Quello che possiamo aspettarci è un'intensificazione di molti dei fenomeni che incominciano ad affacciarsi anche adesso nella nostra vita quotidiana, ossia molta più variabilità ed intensificazione di fenomeni diciamo "estremi", comunque l'intensità dipenderà molto dalle latitudini, per esempio nella fascia tropicale e sub tropicale si avranno maggior problemi di uragani e problemi relativi alla crescita del livello medio del mare. Nel Mediterraneo probabilmente potrebbero ripetersi eventi tipo quello del 2003 (heat waves) a causa di una maggiore estensione delle celle di Hadley (meccanismi di trasporto del calore relativo alla fascia tra l'equatore e 30°N ) verso le medie latitudini. In particolare nel Mediterraneo l'aumento di temperatura potrebbe indurre dei cambiamenti notevoli non solo nel ciclo idrologico ma soprattutto in quello bio-geochimico marino con notevoli conseguenze per la pesca ed il turismo. Penso comunque, interrompendo questa visione catastrofica del clima futuro, che noi abbiamo tutti gli strumenti teorici, sperimentali e tecnologici per rispondere a questa sfida, basta essere coscienti di che cosa si parla, che il clima è un problema molto complesso e non a caso è considerato da anni come uno dei Grand Challenge della scienza moderna, bisogna mettere in campo tutte le conoscenze teoriche per individuare i meccanismi responsabili (parzialmente sconosciuti) di tutta la variabilità climatica osservata, incluse le glaciazioni quindi, reti di osservazione globale e gli strumenti informatici più avanzati, come da anni stanno facendo Stati Uniti e Giappone e negli ultimi anni molti paesi europei, in particolare la Germania. Purtroppo di questo gruppo non fa parte l'Italia, che investe nella ricerca in generale e in quella climatica in particoalre, cifre irrisorie, piazzandosi agli ultimi posti tra le nazioni occidentali.

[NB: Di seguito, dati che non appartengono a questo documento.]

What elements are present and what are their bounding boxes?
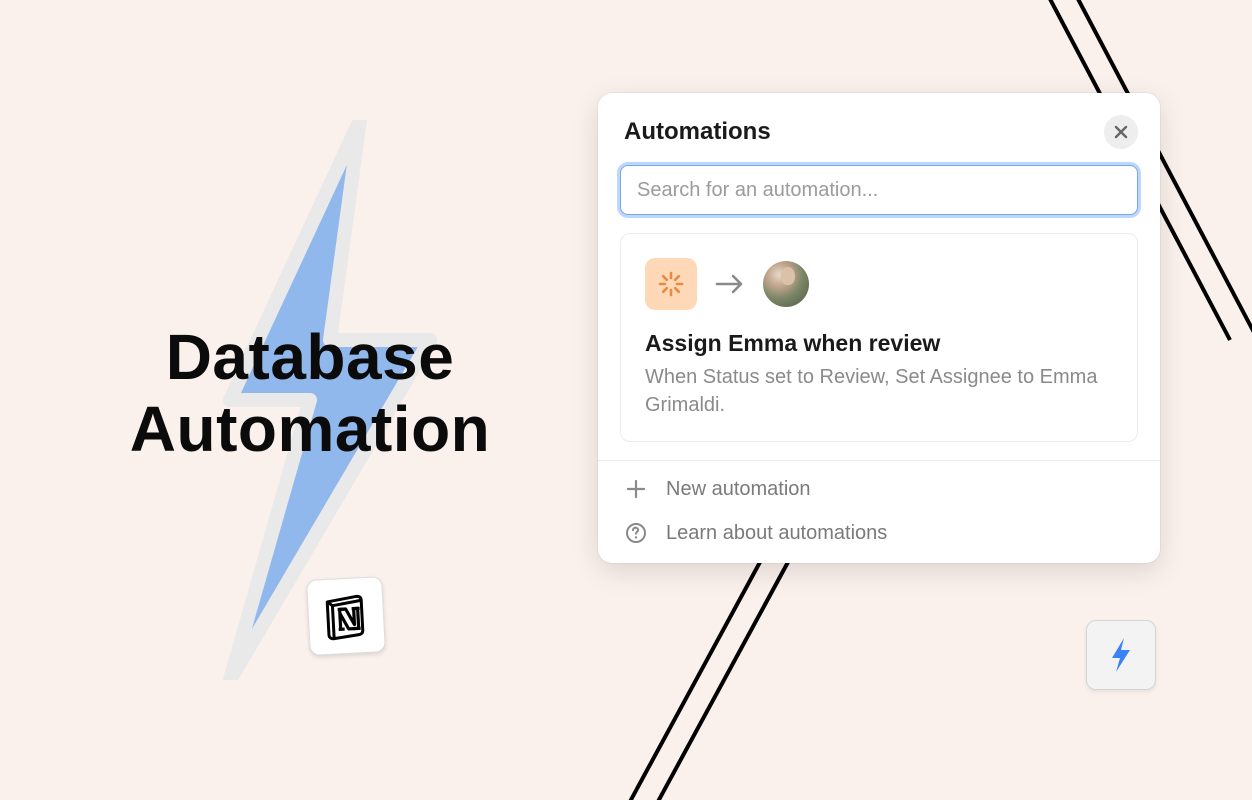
search-input[interactable] [620,165,1138,215]
learn-about-automations-link[interactable]: Learn about automations [598,511,1160,555]
plus-icon [624,477,648,501]
bolt-icon [1106,636,1136,674]
close-icon [1113,124,1129,140]
divider [598,460,1160,461]
automation-description: When Status set to Review, Set Assignee … [645,363,1113,419]
automation-card[interactable]: Assign Emma when review When Status set … [620,233,1138,442]
automations-panel: Automations [598,93,1160,563]
new-automation-label: New automation [666,478,811,501]
page-headline: Database Automation [70,322,550,465]
loading-spinner-icon [657,270,685,298]
headline-line-2: Automation [70,394,550,466]
automation-bolt-button[interactable] [1086,620,1156,690]
trigger-status-icon [645,258,697,310]
close-button[interactable] [1104,115,1138,149]
arrow-right-icon [715,273,745,295]
assignee-avatar [763,261,809,307]
panel-title: Automations [624,118,771,146]
headline-line-1: Database [70,322,550,394]
automation-title: Assign Emma when review [645,330,1113,357]
new-automation-button[interactable]: New automation [598,467,1160,511]
help-icon [624,521,648,545]
notion-logo [306,576,386,656]
learn-label: Learn about automations [666,522,887,545]
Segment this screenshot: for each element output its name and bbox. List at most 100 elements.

Eppure, parlando di previsioni climatiche a lungo termine, quasi sempre l'Italia viene vista come una delle zone più a rischio e più svantaggiate.
Sì, esattamente, un lavoro di Filippo Giorgi (del Bureau dell'Ipcc), sulla base delle simulazioni di scenario recentissime, indica l'area mediterranea ed il Centro America tra le aree più vulnerabili del pianeta.

Per contrastare i cambiamenti climatici in varie sedi sono state proposte una serie di misure per tagliare le emissioni di CO2. La convincono questi provvedimenti?
Mi convince molto il piano strategico dell'Unione Europea. Quella è la direzione giusta: puntare su modelli di crescita economica alternativi all'attuale modello di sviluppo basato su un uso irrazionale delle fonte primarie di energia: usare i cambiamenti climatici come un motore che ci innalzi verso un nuovo paradigma non solo scientifico ma di un nuovo modo di convivere tutti insieme su questo pianeta. E c'è solo una possibilità per realizzarlo: investendo nella cultura (e quindi nella ricerca) e nella tecnologia.

Vede qualche paese più avanti degli altri nel raccogliere la sfida del clima?
In questo momento vedo bene l'Europa in generale, ed in particolare la Germania, tra i paesi che stanno portando avanti strategie di ricerca innovative e contemporaneamente un tentativo di investire su un nuovo modo di consumare energia.